# Karate and ballet school within reasonable distance of Ay Nik Station



## mkcmiller (Feb 8, 2009)

I have recently moved to Ay Nik and am hoping one of you lovely people would be able to help me out?

My 12 yr old daughter was training for her Black belt before we were posted and am wondering if anyone knows of a school reasonably near eg Larnaca, Paralimni etc so she can carry on her training as the only ones i've been able to find are in Limassol and Paphos.
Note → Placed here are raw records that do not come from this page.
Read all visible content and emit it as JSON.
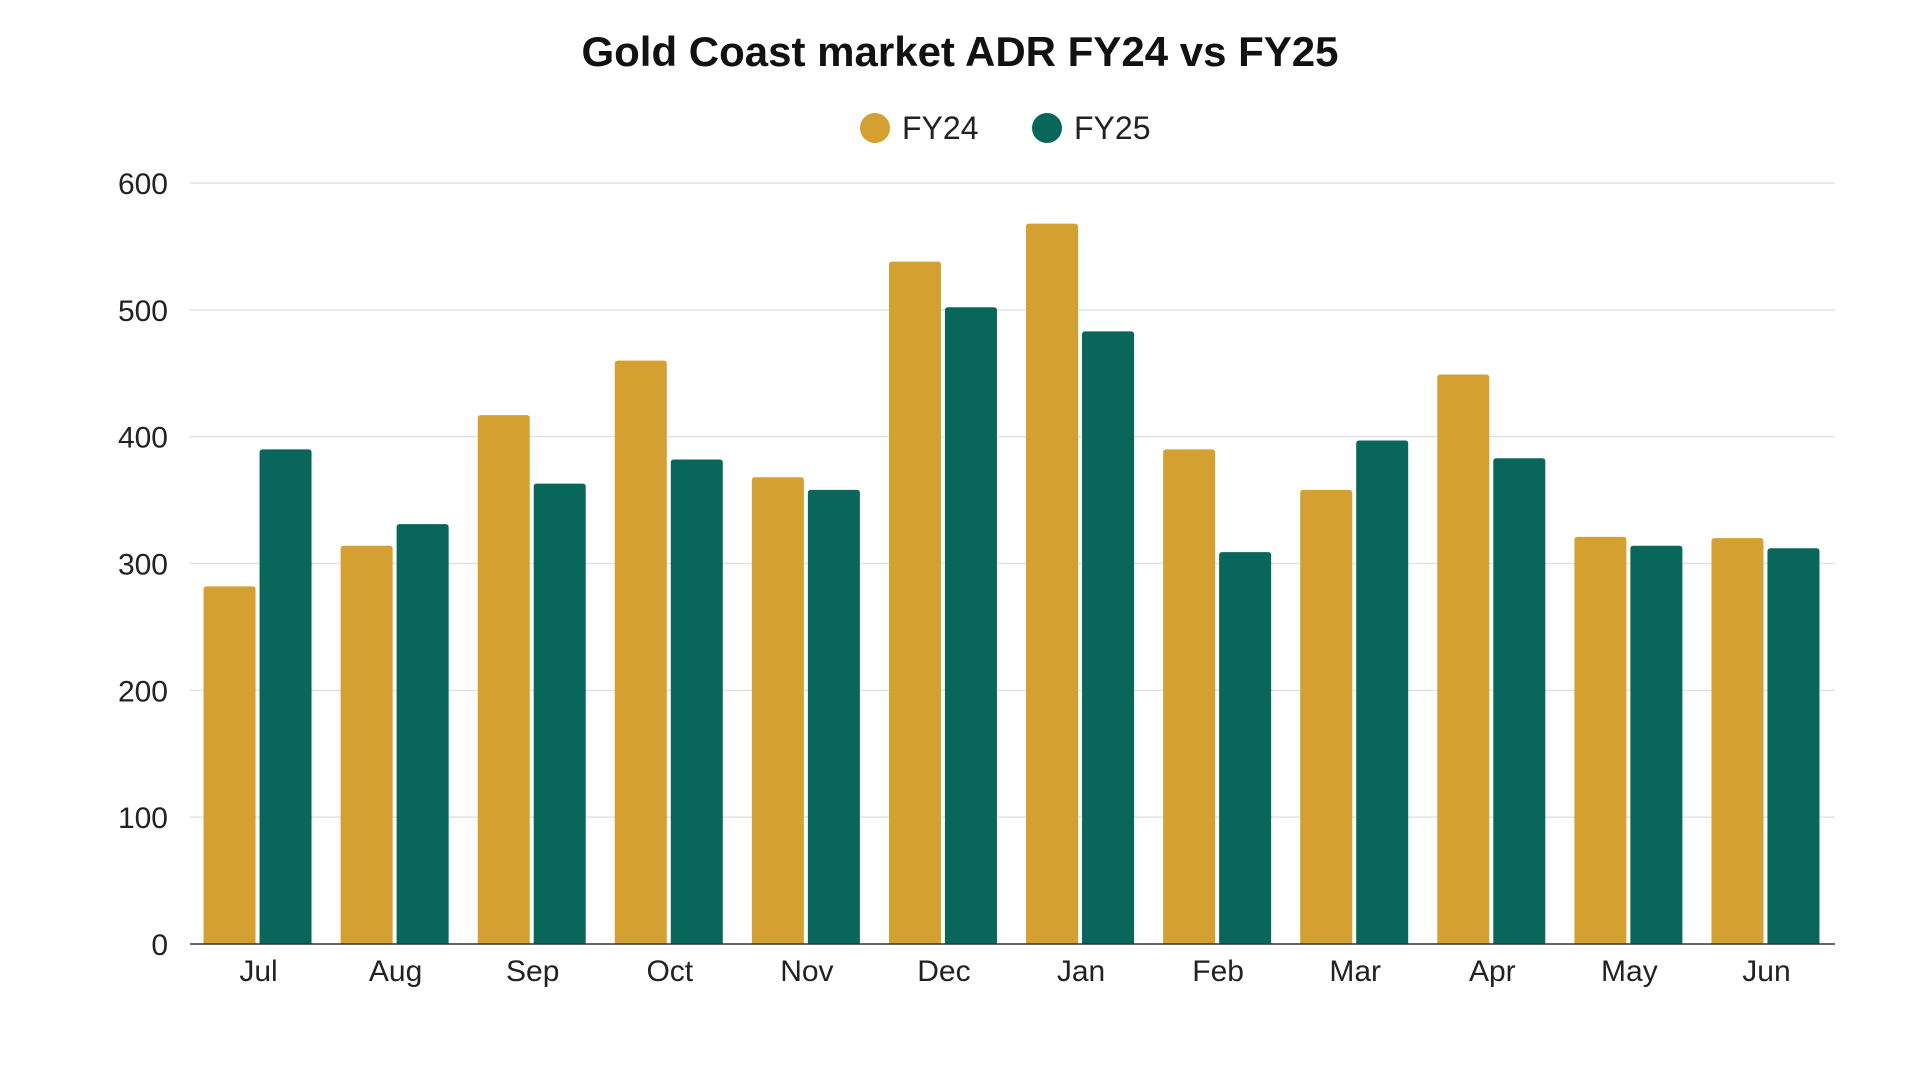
{
  "chart_data": {
    "type": "bar",
    "title": "Gold Coast market ADR FY24 vs FY25",
    "xlabel": "",
    "ylabel": "",
    "ylim": [
      0,
      600
    ],
    "yticks": [
      0,
      100,
      200,
      300,
      400,
      500,
      600
    ],
    "grid": true,
    "legend_position": "top-center",
    "categories": [
      "Jul",
      "Aug",
      "Sep",
      "Oct",
      "Nov",
      "Dec",
      "Jan",
      "Feb",
      "Mar",
      "Apr",
      "May",
      "Jun"
    ],
    "series": [
      {
        "name": "FY24",
        "color": "#D4A032",
        "values": [
          282,
          314,
          417,
          460,
          368,
          538,
          568,
          390,
          358,
          449,
          321,
          320
        ]
      },
      {
        "name": "FY25",
        "color": "#08665A",
        "values": [
          390,
          331,
          363,
          382,
          358,
          502,
          483,
          309,
          397,
          383,
          314,
          312
        ]
      }
    ]
  }
}
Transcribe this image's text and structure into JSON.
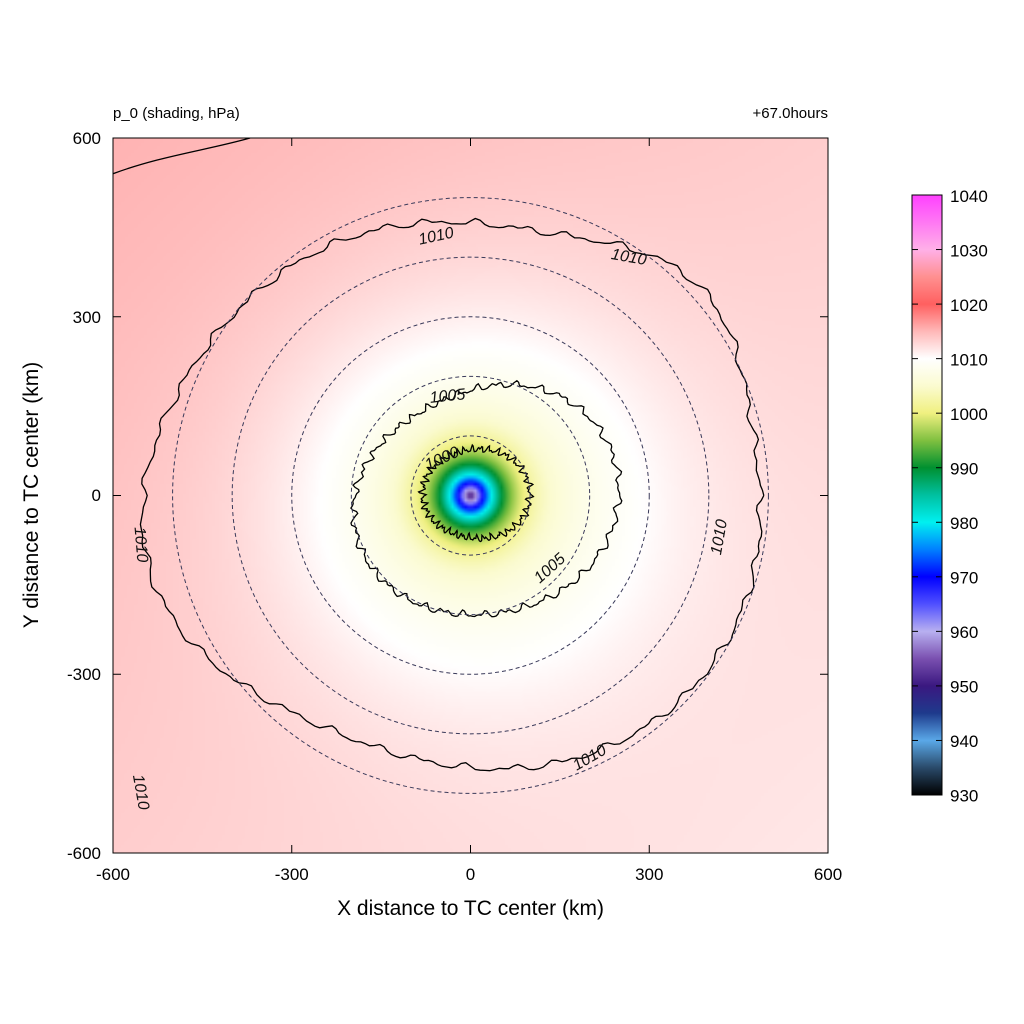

She also does ballet, so am also wondering whether there is a ballet school around?

Many thanks in advance.

Michelle


----------



## BabsM (May 24, 2008)

Hi Michelle, 
There is a Russian ballet school ( possibly Deborahs?) not far from the Cineplex in Larnaca. Go around the Ayia Napa/Larnaca motorway to the junction with the Limassol motorway. Take the exit for Larnaca off of the roundabout. Go past Kamares viaduct on the right and turn right at the traffic lights in front of the Cineplex. There is a dance school almost immediately on the left, opposite the Bank of Cyprus and another on the next roundabout on the left. There is also a sign for a Karate school in the same area as the second school. I don't know how good these are.

Try having a look in the Lion Newspaper, the Forces paper (you can only get it at one of the bases). I am sure there was an advert or an item about Karate Classes starting at Dhekelia.


----------